No, Griffin will not punch back after the first volley in what promises to be a contentious first-round series between the Pacific Division rivals.
"Yeah, I heard about it," Griffin said Thursday before the Clippers' practice.
"This isn't my thing. I play basketball. I don't want to get into back and forth. I think we're ready to play, and it sounds like they are, too."
The normally buttoned-up Thompson made his comments in a radio interview Wednesday, setting an aggressive tone for the Warriors in this series.
"He is a good guy off the court but he probably just ... I mean ... plays pretty physical and flops a little bit," Thompson told "The Wheelhouse" on 95.7 The Game radio in San Francisco.
"He flairs his arm around so, you know, you might catch a random elbow or something that doesn't, you know, rub off too well on guys. He's kind of like a bull in a china shop, kind of out of control sometimes. And then you do just see him flop sometimes, like how can a guy that big and strong flop that much.
"I can see how that gets under people's skin and be frustrating to play against."
Griffin sat out the Clippers' regular-season finale Wednesday against Portland after being suspended by the NBA for picking up his 16th technical foul Tuesday.
This kind of talk is nothing new for Griffin. His aggressive, physical style and highlight-reel dunks often elicit negative reactions from opponents.

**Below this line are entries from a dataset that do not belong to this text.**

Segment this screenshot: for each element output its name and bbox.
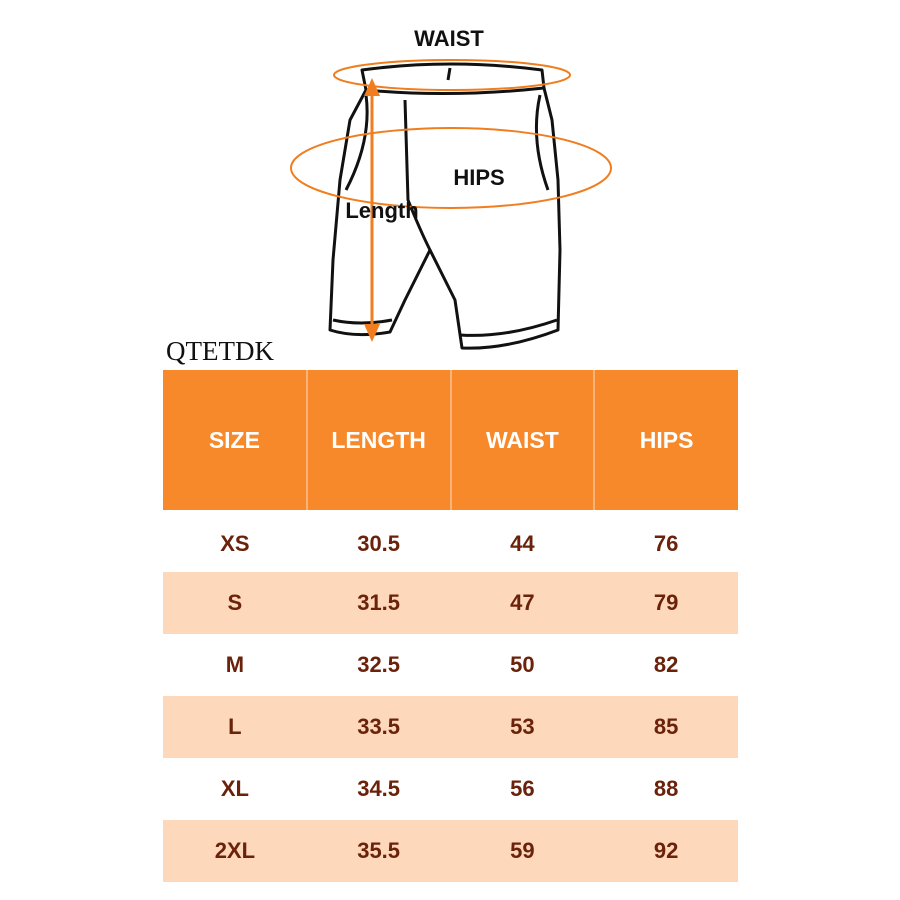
hips-label: HIPS <box>453 165 504 190</box>
table-row: 2XL 35.5 59 92 <box>163 820 738 882</box>
table-row: L 33.5 53 85 <box>163 696 738 758</box>
table-cell: 88 <box>653 776 679 801</box>
table-cell: XS <box>220 531 250 556</box>
table-row: XL 34.5 56 88 <box>163 758 738 820</box>
waist-label: WAIST <box>414 26 484 51</box>
table-row: XS 30.5 44 76 <box>163 510 738 572</box>
table-cell: L <box>163 696 307 758</box>
table-cell: 47 <box>450 572 595 634</box>
header-cell: WAIST <box>449 370 595 510</box>
header-cell: SIZE <box>163 370 307 510</box>
table-cell: 85 <box>594 696 738 758</box>
table-cell: 30.5 <box>357 531 401 556</box>
table-cell: 44 <box>510 531 535 556</box>
table-cell: 32.5 <box>357 652 401 677</box>
table-cell: 50 <box>510 652 535 677</box>
table-cell: 35.5 <box>306 820 451 882</box>
header-cell: LENGTH <box>305 370 451 510</box>
table-cell: 79 <box>594 572 738 634</box>
table-cell: 34.5 <box>357 776 401 801</box>
table-cell: 82 <box>653 652 679 677</box>
table-cell: 33.5 <box>306 696 451 758</box>
table-cell: 56 <box>510 776 535 801</box>
brand: QTETDK <box>166 336 274 366</box>
table-cell: 59 <box>450 820 595 882</box>
shorts-diagram: WAIST HIPS Length <box>290 26 612 350</box>
table-cell: 76 <box>653 531 679 556</box>
table-cell: XL <box>220 776 249 801</box>
table-cell: 53 <box>450 696 595 758</box>
table-cell: 92 <box>594 820 738 882</box>
table-cell: S <box>163 572 307 634</box>
table-cell: 31.5 <box>306 572 451 634</box>
table-row: M 32.5 50 82 <box>163 634 738 696</box>
table-cell: M <box>225 652 245 677</box>
header-row: SIZE LENGTH WAIST HIPS <box>163 370 738 510</box>
table-cell: 2XL <box>163 820 307 882</box>
table-row: S 31.5 47 79 <box>163 572 738 634</box>
size-table: SIZE LENGTH WAIST HIPS XS 30.5 44 76 S 31.5 47 79 M… <box>163 370 738 882</box>
length-label: Length <box>345 198 418 223</box>
header-cell: HIPS <box>593 370 738 510</box>
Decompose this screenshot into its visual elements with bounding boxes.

At coach Doc Rivers' suggestion, he has tried a new, more adult approach to dealing with the scorn and negativity.
"Just go out and play basketball," Griffin said. "It doesn't matter what anybody does or anybody says. Go out and play basketball."
He also has cut out almost all social media, rarely posting or checking his mentions on Twitter and almost completely ending his previous habit of studying his play in YouTube videos.

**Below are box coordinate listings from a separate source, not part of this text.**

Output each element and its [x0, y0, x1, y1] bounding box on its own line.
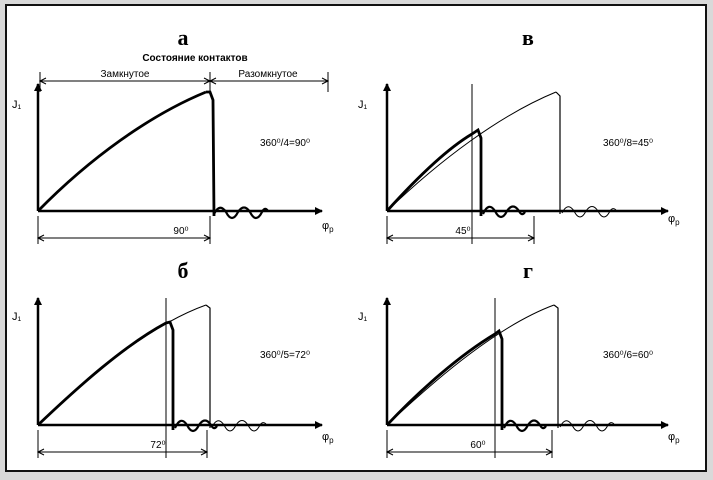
x-axis-label: φp — [668, 431, 680, 445]
oscillation-thin — [559, 420, 615, 432]
oscillation-thin — [211, 420, 267, 432]
current-rise-curve — [37, 321, 167, 427]
oscillation-bold — [213, 206, 269, 220]
current-break-line — [206, 90, 216, 217]
panel-letter-b: б — [178, 258, 189, 283]
angle-label: 72⁰ — [150, 440, 165, 451]
contact-state-caption: Состояние контактов — [142, 53, 247, 64]
angle-label: 90⁰ — [173, 226, 188, 237]
x-axis-label: φp — [322, 431, 334, 445]
oscillation-bold — [481, 205, 526, 219]
panel-letter-v: в — [522, 25, 534, 50]
ratio-formula: 360⁰/8=45⁰ — [603, 138, 653, 149]
angle-label: 60⁰ — [470, 440, 485, 451]
panel-b: J₁ φp 72⁰ 360⁰/5=72⁰ — [12, 297, 334, 458]
contact-state-header: Состояние контактов Замкнутое Разомкнуто… — [38, 53, 330, 92]
state-closed-label: Замкнутое — [101, 69, 150, 80]
full-rise-curve-thin — [386, 91, 557, 212]
current-break-line — [471, 127, 483, 216]
current-rise-curve — [385, 332, 496, 426]
panel-letter-g: г — [523, 258, 533, 283]
x-axis-label: φp — [668, 213, 680, 227]
oscillation-bold — [173, 419, 218, 433]
full-break-line-thin — [205, 304, 211, 428]
panel-letter-a: а — [178, 25, 189, 50]
panel-v: J₁ φp 45⁰ 360⁰/8=45⁰ — [358, 83, 680, 244]
y-axis-label: J₁ — [358, 311, 368, 323]
y-axis-label: J₁ — [12, 311, 22, 323]
ratio-formula: 360⁰/6=60⁰ — [603, 350, 653, 361]
full-break-line-thin — [553, 304, 559, 428]
y-axis-label: J₁ — [358, 99, 368, 111]
current-rise-curve — [385, 132, 473, 212]
y-axis-label: J₁ — [12, 99, 22, 111]
ratio-formula: 360⁰/5=72⁰ — [260, 350, 310, 361]
state-open-label: Разомкнутое — [238, 69, 298, 80]
ratio-formula: 360⁰/4=90⁰ — [260, 138, 310, 149]
panel-a: J₁ φp 90⁰ 360⁰/4=90⁰ — [12, 83, 334, 244]
current-break-line — [165, 320, 175, 430]
current-break-line — [494, 328, 504, 430]
angle-label: 45⁰ — [455, 226, 470, 237]
current-rise-curve — [37, 90, 207, 212]
x-axis-label: φp — [322, 220, 334, 234]
oscillation-thin — [561, 206, 617, 218]
full-break-line-thin — [555, 91, 561, 214]
panel-g: J₁ φp 60⁰ 360⁰/6=60⁰ — [358, 297, 680, 458]
oscillation-bold — [502, 419, 547, 433]
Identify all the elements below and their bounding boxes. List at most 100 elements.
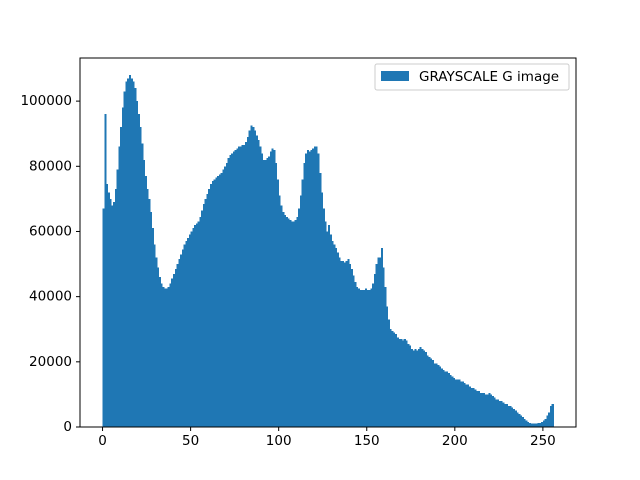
histogram-bar [257, 140, 260, 427]
histogram-bar [130, 78, 133, 428]
histogram-bar [509, 405, 512, 427]
histogram-bar [437, 365, 440, 427]
histogram-bar [197, 221, 200, 427]
histogram-bar [548, 412, 551, 427]
histogram-bar [417, 348, 420, 427]
histogram-bar [190, 231, 193, 427]
histogram-bar [194, 224, 197, 427]
y-tick-label: 80000 [29, 158, 72, 174]
histogram-bar [109, 198, 112, 427]
histogram-bar [350, 268, 353, 427]
histogram-bar [451, 376, 454, 427]
histogram-bar [308, 151, 311, 428]
histogram-bar [394, 334, 397, 427]
histogram-bar [199, 216, 202, 427]
histogram-bar [342, 260, 345, 427]
histogram-bar [141, 143, 144, 427]
histogram-bar [412, 350, 415, 427]
histogram-bar [366, 290, 369, 427]
histogram-bar [497, 399, 500, 427]
histogram-bar [202, 203, 206, 427]
histogram-bar [287, 218, 290, 427]
histogram-bar [416, 350, 419, 427]
histogram-bar [294, 220, 297, 427]
histogram-bar [204, 198, 207, 427]
histogram-bar [280, 205, 283, 427]
histogram-bar [259, 146, 262, 427]
histogram-bar [151, 228, 154, 427]
histogram-bar [549, 405, 552, 427]
histogram-bar [183, 244, 186, 427]
histogram-bar [289, 220, 292, 427]
histogram-bar [254, 130, 257, 427]
histogram-bar [349, 264, 352, 427]
histogram-bar [460, 381, 463, 427]
histogram-bar [419, 347, 422, 427]
histogram-bar [400, 339, 403, 427]
histogram-bar [114, 189, 117, 427]
x-tick-label: 100 [266, 433, 292, 449]
histogram-bar [102, 208, 105, 427]
histogram-bar [447, 373, 450, 427]
histogram-bar [169, 283, 172, 427]
histogram-bar [317, 153, 320, 428]
histogram-bar [173, 273, 176, 427]
histogram-bar [530, 423, 533, 427]
histogram-bar [158, 277, 161, 427]
histogram-bar [511, 407, 514, 427]
histogram-bar [514, 410, 517, 427]
histogram-bar [523, 418, 526, 427]
histogram-bar [335, 247, 338, 427]
histogram-bar [187, 237, 190, 427]
histogram-bar [303, 163, 306, 427]
histogram-bar [271, 148, 274, 428]
histogram-bar [475, 391, 479, 427]
histogram-bar [298, 208, 301, 427]
y-tick-label: 100000 [20, 93, 72, 109]
y-tick-label: 20000 [29, 354, 72, 370]
histogram-bar [195, 223, 198, 427]
histogram-bar [343, 262, 346, 427]
histogram-bar [431, 360, 434, 427]
y-tick-label: 60000 [29, 223, 72, 239]
histogram-bar [500, 400, 503, 427]
histogram-bar [213, 179, 216, 427]
histogram-bar [488, 392, 491, 427]
histogram-bar [118, 146, 121, 427]
histogram-bar [375, 264, 378, 427]
histogram-bar [525, 420, 528, 427]
histogram-bar [231, 153, 234, 428]
histogram-bar [326, 231, 329, 427]
histogram-bar [333, 244, 336, 427]
histogram-bar [345, 260, 348, 427]
histogram-bar [461, 381, 464, 427]
histogram-bar [292, 221, 295, 427]
histogram-bar [498, 400, 501, 427]
histogram-bar [264, 159, 267, 427]
histogram-bar [139, 127, 142, 427]
histogram-bar [468, 386, 471, 427]
histogram-bar [331, 241, 334, 427]
axes-frame [79, 57, 577, 428]
histogram-bar [278, 195, 281, 427]
histogram-bar [273, 150, 276, 428]
histogram-bar [409, 345, 412, 427]
histogram-bar [504, 404, 507, 427]
histogram-bar [438, 366, 442, 427]
histogram-bar [446, 371, 449, 427]
legend-box [374, 63, 570, 91]
histogram-bar [143, 159, 146, 427]
histogram-bar [125, 81, 128, 427]
histogram-bar [229, 154, 232, 428]
histogram-bar [372, 283, 375, 427]
histogram-bar [391, 330, 394, 427]
histogram-bar [370, 288, 373, 427]
histogram-bar [192, 228, 195, 427]
histogram-bar [424, 352, 427, 427]
histogram-bar [387, 319, 390, 427]
histogram-bar [481, 392, 484, 427]
histogram-bar [241, 145, 244, 427]
histogram-bar [236, 148, 239, 428]
histogram-bar [386, 306, 389, 427]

"It's helped," Griffin said of the decision to cut back on all forms of media consumption. "You get rid of negativity, you kind of play a little bit freer, you live a little bit more free. Not as much clutter. That's not really what I need. People are going to hate on people no matter what, and I think the biggest example of that is somebody like LeBron [James] or somebody like [Kevin Durant]. Those guys go out and dominate on a nightly basis, and you can still hear people say things about both of them. Maybe not as much as ... others, but it's going to happen. So there's nothing I can do to control that, so I just leave it alone."
For his part, Rivers said he doesn't think anything that's said or done to rile up Griffin will affect the series.

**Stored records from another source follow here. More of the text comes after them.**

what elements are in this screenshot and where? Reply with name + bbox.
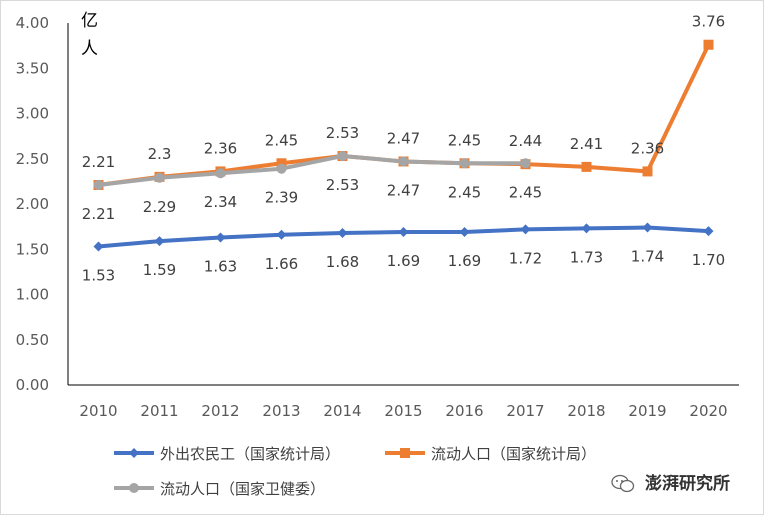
data-point: [581, 223, 592, 234]
data-label: 2.39: [265, 189, 298, 207]
data-point: [337, 227, 348, 238]
legend-item-2: 流动人口（国家统计局）: [385, 445, 596, 463]
data-point: [703, 39, 714, 50]
data-point: [520, 158, 531, 169]
x-tick-label: 2016: [445, 402, 483, 420]
x-tick-label: 2020: [689, 402, 727, 420]
data-point: [703, 226, 714, 237]
data-label: 2.47: [387, 181, 420, 199]
data-point: [520, 224, 531, 235]
legend-item-3: 流动人口（国家卫健委）: [114, 480, 325, 498]
data-point: [276, 229, 287, 240]
y-tick-label: 1.50: [16, 240, 49, 258]
x-tick-label: 2014: [323, 402, 361, 420]
series-1: [93, 222, 714, 252]
x-tick-label: 2010: [79, 402, 117, 420]
data-point: [93, 179, 104, 190]
y-unit-label-line2: 人: [81, 39, 98, 59]
y-tick-label: 3.50: [16, 59, 49, 77]
data-label: 2.53: [326, 176, 359, 194]
data-label: 2.45: [448, 131, 481, 149]
data-label: 1.69: [448, 252, 481, 270]
x-tick-label: 2019: [628, 402, 666, 420]
data-label: 1.66: [265, 255, 298, 273]
x-tick-labels: 2010 2011 2012 2013 2014 2015 2016 2017 2018 2019…: [79, 402, 727, 420]
data-label: 2.47: [387, 129, 420, 147]
data-label: 2.53: [326, 124, 359, 142]
data-label: 2.45: [265, 131, 298, 149]
data-point: [215, 232, 226, 243]
legend: 外出农民工（国家统计局） 流动人口（国家统计局） 流动人口（国家卫健委）: [114, 445, 596, 498]
data-label: 2.3: [148, 145, 172, 163]
x-tick-label: 2013: [262, 402, 300, 420]
watermark-text: 澎湃研究所: [645, 473, 730, 494]
data-point: [581, 161, 592, 172]
y-tick-label: 1.00: [16, 286, 49, 304]
data-label: 2.34: [204, 193, 237, 211]
x-tick-label: 2015: [384, 402, 422, 420]
data-label: 2.21: [82, 205, 115, 223]
data-label: 1.74: [631, 248, 664, 266]
data-point: [215, 168, 226, 179]
data-label: 2.45: [509, 183, 542, 201]
y-tick-label: 0.00: [16, 376, 49, 394]
data-label: 2.45: [448, 183, 481, 201]
data-label: 3.76: [692, 13, 725, 31]
data-label: 2.21: [82, 153, 115, 171]
data-label: 2.41: [570, 135, 603, 153]
data-label: 2.29: [143, 198, 176, 216]
x-tick-label: 2011: [140, 402, 178, 420]
series-2: [93, 39, 714, 190]
watermark: 澎湃研究所: [611, 473, 730, 494]
series-3: [93, 151, 531, 190]
legend-marker: [129, 483, 139, 493]
series-line: [96, 154, 528, 187]
data-label: 1.70: [692, 251, 725, 269]
legend-label: 流动人口（国家卫健委）: [160, 480, 325, 498]
data-label: 2.44: [509, 132, 542, 150]
data-point: [154, 172, 165, 183]
x-tick-label: 2018: [567, 402, 605, 420]
data-point: [276, 163, 287, 174]
legend-label: 外出农民工（国家统计局）: [160, 445, 340, 463]
wechat-icon: [611, 474, 635, 493]
y-tick-label: 0.50: [16, 331, 49, 349]
data-point: [93, 241, 104, 252]
data-label: 1.72: [509, 249, 542, 267]
x-tick-label: 2012: [201, 402, 239, 420]
data-label: 2.36: [631, 139, 664, 157]
data-point: [398, 156, 409, 167]
data-point: [154, 236, 165, 247]
data-label: 1.69: [387, 252, 420, 270]
data-label: 1.63: [204, 257, 237, 275]
y-tick-label: 4.00: [16, 14, 49, 32]
data-label: 1.68: [326, 253, 359, 271]
y-tick-label: 3.00: [16, 105, 49, 123]
data-label: 2.36: [204, 139, 237, 157]
legend-item-1: 外出农民工（国家统计局）: [114, 445, 340, 463]
data-label: 1.73: [570, 248, 603, 266]
data-labels: 1.53 1.59 1.63 1.66 1.68 1.69 1.69 1.72 1.73 1.74…: [82, 13, 725, 285]
data-point: [398, 227, 409, 238]
legend-label: 流动人口（国家统计局）: [431, 445, 596, 463]
y-tick-label: 2.50: [16, 150, 49, 168]
data-point: [276, 158, 287, 169]
series-layer: [93, 39, 714, 252]
data-point: [459, 158, 470, 169]
legend-marker: [129, 448, 139, 458]
x-tick-label: 2017: [506, 402, 544, 420]
y-tick-labels: 0.00 0.50 1.00 1.50 2.00 2.50 3.00 3.50 4.00: [16, 14, 49, 394]
data-point: [459, 227, 470, 238]
y-tick-label: 2.00: [16, 195, 49, 213]
y-unit-label-line1: 亿: [81, 11, 98, 31]
data-label: 1.53: [82, 267, 115, 285]
data-point: [337, 151, 348, 162]
data-label: 1.59: [143, 261, 176, 279]
data-point: [642, 166, 653, 177]
legend-marker: [400, 448, 410, 458]
data-point: [642, 222, 653, 233]
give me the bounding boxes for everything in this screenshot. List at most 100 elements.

"I go by the numbers. No one's been very successful this year at it," Rivers said. "Blake's is going to be second or third in MVP voting so whatever teams have tried has not worked. And that's on Blake. So whatever it is, Blake is still playing basketball. And at the end of the day, when you're good, you should look at it as a compliment. 'Guys are trying anything to stop me.'
"They tried it with Shaq, they tried it with LeBron and they're trying it with Blake. And all of those two guys decided, 'Well, I'm just going to keep playing basketball. And I'm going to let everybody else clean the other stuff up.'
"So I think Blake's done a really great job there."